India Post, the postal system of the country, offers several savings schemes which require modest contribution but offer attractive investment return. Sukanya Samriddhi account, one such savings scheme offered by India Post, fetches an interest rate of 8.5 per cent per annum. It is calculated and compounded on a yearly basis. It is a government-run account for the girl child and requires a minimum and maximum investment of Rs. 1,000 and Rs.1,50,000 in a financial year respectively, as stated by India Post on its official website- indiapost.gov.in.
Here are 10 things to know about Post office Sukanya Samriddhi account:
1. A legal or natural guardian can open Sukanya Samriddhi account in the name of girl child.
2. A guardian can open only one account in the name of one girl child and maximum two accounts in the name of two different girl children, noted India Post.
3. This account can be opened up to age of 10 years only from the date of birth.
4. The subsequent deposits in a Sukanya Samriddhi account should be made in multiple of Rs. 100.

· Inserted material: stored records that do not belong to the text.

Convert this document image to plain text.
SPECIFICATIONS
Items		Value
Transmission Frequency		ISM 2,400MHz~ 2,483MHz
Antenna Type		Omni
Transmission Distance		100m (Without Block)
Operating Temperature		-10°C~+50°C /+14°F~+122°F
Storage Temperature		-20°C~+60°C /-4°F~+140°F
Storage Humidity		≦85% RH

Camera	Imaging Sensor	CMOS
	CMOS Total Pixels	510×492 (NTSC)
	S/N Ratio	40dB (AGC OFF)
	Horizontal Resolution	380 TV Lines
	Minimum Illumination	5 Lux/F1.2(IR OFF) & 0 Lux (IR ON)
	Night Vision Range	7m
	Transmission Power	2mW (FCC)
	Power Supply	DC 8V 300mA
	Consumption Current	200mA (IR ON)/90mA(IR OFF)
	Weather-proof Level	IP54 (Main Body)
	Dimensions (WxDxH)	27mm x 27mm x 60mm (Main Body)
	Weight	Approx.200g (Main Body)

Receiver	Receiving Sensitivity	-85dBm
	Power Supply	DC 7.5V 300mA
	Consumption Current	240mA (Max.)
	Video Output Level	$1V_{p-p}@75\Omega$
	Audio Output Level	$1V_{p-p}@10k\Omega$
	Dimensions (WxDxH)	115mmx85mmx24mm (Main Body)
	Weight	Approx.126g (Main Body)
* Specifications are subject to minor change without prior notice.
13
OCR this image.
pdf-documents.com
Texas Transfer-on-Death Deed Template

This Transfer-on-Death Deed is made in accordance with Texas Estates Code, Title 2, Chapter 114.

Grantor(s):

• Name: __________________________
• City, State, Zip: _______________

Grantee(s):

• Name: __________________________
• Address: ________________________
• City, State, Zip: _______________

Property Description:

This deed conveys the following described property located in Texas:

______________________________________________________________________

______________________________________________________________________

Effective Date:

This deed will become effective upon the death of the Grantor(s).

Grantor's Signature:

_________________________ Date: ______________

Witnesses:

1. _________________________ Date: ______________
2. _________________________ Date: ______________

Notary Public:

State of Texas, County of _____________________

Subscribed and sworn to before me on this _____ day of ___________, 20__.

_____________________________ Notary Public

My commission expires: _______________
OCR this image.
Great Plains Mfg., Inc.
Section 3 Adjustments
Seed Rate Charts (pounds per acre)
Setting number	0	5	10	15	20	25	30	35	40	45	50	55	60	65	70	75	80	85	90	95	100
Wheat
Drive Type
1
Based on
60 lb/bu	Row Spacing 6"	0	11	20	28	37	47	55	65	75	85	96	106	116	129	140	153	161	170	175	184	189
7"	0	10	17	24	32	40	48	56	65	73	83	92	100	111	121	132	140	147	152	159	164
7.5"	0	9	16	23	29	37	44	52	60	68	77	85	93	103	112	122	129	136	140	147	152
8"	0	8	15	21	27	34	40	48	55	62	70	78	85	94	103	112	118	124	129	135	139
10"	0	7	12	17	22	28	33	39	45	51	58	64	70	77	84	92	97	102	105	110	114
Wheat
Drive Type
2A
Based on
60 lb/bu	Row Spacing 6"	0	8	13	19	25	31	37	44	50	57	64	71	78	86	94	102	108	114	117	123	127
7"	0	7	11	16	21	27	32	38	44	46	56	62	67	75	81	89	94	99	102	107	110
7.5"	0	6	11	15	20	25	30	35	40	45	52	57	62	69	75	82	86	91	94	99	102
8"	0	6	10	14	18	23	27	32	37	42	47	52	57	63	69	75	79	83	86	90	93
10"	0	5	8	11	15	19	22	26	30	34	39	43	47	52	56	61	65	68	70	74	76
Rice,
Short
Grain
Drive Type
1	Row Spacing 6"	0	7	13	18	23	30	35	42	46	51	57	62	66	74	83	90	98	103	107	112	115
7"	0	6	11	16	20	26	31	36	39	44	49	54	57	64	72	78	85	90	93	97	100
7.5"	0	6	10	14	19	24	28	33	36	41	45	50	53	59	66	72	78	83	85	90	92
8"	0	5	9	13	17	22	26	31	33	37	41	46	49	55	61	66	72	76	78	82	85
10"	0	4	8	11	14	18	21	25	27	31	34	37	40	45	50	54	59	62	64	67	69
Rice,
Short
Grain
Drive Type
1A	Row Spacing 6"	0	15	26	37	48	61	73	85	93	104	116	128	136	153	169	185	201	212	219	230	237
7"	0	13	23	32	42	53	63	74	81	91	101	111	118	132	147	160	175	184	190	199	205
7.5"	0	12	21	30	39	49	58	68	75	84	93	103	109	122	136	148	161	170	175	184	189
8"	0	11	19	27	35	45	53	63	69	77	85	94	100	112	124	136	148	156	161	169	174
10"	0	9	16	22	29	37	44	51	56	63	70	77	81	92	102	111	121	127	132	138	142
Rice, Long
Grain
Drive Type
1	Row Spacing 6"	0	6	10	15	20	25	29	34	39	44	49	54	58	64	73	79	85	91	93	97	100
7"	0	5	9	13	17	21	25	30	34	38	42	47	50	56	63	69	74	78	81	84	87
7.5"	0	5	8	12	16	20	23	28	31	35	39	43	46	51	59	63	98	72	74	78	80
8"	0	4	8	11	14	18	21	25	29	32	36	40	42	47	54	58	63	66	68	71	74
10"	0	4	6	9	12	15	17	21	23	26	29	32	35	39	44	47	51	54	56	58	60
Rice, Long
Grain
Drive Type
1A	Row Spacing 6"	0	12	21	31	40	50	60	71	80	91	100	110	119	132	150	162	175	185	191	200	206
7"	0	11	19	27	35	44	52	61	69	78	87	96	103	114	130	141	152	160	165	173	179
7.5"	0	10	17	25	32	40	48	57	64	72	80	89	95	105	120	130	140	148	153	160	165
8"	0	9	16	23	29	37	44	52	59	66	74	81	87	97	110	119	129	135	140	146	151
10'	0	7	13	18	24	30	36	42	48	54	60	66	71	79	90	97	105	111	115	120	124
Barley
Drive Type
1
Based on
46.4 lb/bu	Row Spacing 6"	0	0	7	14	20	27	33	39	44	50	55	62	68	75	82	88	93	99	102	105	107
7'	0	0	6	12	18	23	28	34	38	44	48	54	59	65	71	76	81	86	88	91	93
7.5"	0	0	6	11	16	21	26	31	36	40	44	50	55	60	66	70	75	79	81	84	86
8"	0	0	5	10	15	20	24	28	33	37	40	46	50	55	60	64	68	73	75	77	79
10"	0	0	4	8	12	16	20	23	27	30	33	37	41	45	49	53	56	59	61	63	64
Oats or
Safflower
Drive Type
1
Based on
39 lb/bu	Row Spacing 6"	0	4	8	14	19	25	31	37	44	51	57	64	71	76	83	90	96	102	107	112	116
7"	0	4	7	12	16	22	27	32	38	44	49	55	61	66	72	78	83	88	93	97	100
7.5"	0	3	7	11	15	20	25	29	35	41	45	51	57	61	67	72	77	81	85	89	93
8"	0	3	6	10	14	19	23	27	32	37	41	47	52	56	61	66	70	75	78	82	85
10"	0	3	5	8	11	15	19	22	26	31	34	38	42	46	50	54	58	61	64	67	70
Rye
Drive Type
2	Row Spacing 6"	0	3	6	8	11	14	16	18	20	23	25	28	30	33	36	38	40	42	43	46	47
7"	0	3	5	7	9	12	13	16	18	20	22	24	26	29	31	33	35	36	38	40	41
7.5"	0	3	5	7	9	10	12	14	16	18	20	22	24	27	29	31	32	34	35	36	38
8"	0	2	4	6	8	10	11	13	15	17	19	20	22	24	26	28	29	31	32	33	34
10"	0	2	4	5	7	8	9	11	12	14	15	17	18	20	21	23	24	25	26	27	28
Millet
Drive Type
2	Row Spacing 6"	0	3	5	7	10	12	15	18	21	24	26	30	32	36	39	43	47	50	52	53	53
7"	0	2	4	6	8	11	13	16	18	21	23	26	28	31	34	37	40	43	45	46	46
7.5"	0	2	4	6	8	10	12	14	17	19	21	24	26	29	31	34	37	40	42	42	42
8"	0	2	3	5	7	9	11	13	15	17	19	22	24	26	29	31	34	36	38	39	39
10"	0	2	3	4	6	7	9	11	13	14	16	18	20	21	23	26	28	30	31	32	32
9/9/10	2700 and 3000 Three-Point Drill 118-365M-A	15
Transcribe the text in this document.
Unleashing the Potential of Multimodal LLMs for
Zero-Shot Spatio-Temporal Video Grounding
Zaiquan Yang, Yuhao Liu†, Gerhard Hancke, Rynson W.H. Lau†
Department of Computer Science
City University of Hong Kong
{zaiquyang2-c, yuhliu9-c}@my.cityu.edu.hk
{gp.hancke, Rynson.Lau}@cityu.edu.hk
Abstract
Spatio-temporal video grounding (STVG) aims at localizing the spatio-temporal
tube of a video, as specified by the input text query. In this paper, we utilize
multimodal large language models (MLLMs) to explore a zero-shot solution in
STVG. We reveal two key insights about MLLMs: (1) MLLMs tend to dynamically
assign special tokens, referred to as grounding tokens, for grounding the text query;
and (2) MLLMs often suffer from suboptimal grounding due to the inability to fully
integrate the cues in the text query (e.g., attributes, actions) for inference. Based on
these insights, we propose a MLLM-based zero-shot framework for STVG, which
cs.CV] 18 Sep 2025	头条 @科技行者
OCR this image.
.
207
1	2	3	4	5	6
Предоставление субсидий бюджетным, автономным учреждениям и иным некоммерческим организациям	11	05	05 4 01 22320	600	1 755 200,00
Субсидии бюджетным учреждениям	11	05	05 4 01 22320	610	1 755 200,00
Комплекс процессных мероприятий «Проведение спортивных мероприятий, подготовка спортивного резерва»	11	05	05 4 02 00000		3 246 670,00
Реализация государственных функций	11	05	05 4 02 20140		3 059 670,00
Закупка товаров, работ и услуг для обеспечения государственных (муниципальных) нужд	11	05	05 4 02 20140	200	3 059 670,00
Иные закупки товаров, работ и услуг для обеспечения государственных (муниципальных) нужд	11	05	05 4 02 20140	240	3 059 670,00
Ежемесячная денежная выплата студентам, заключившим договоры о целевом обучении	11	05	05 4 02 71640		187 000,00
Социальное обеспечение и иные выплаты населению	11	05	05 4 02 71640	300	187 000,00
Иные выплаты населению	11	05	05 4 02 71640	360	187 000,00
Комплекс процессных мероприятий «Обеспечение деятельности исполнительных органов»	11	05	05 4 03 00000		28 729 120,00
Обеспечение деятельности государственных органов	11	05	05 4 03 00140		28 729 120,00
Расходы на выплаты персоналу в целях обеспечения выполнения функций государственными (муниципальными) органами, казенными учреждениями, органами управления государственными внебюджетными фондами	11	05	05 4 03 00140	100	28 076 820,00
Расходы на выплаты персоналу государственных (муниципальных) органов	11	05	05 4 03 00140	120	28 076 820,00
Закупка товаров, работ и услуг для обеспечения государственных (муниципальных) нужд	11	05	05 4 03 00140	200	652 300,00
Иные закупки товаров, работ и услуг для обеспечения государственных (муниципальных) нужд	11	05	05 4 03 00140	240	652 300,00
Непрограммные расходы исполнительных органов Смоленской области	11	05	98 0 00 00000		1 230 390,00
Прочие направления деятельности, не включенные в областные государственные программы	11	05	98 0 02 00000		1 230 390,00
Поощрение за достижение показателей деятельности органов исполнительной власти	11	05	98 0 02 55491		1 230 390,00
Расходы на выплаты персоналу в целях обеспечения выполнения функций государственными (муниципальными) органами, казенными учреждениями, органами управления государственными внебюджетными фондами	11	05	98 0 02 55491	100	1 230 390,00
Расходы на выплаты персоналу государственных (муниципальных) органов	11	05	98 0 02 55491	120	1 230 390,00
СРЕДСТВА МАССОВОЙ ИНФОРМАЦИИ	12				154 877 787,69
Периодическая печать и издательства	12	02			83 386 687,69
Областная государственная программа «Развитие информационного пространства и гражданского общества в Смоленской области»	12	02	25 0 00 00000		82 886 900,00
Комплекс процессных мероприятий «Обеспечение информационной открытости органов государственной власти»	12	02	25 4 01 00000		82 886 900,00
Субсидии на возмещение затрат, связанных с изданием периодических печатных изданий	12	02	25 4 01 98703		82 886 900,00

5. Deposits can be made in lump-sum amount.
6. There is no limit on the number of deposits either in a month or in a financial year in a Sukanya Samriddhi account, according to India Post website.
7. If minimum of Rs. 1,000 is not deposited in a financial year, account will become discontinued and can be revived with a penalty of Rs. 50 per year with minimum amount required for deposit for that year, said India Post.
8. Partial withdrawal, maximum up to 50 per cent of balance standing at the end of the preceding financial year can be taken after account holder attains the age of 18 years.
9. Account can be closed after completion of 21 years.
10. Normal premature closure is allowed after completion of 18 years, provided that girl is married.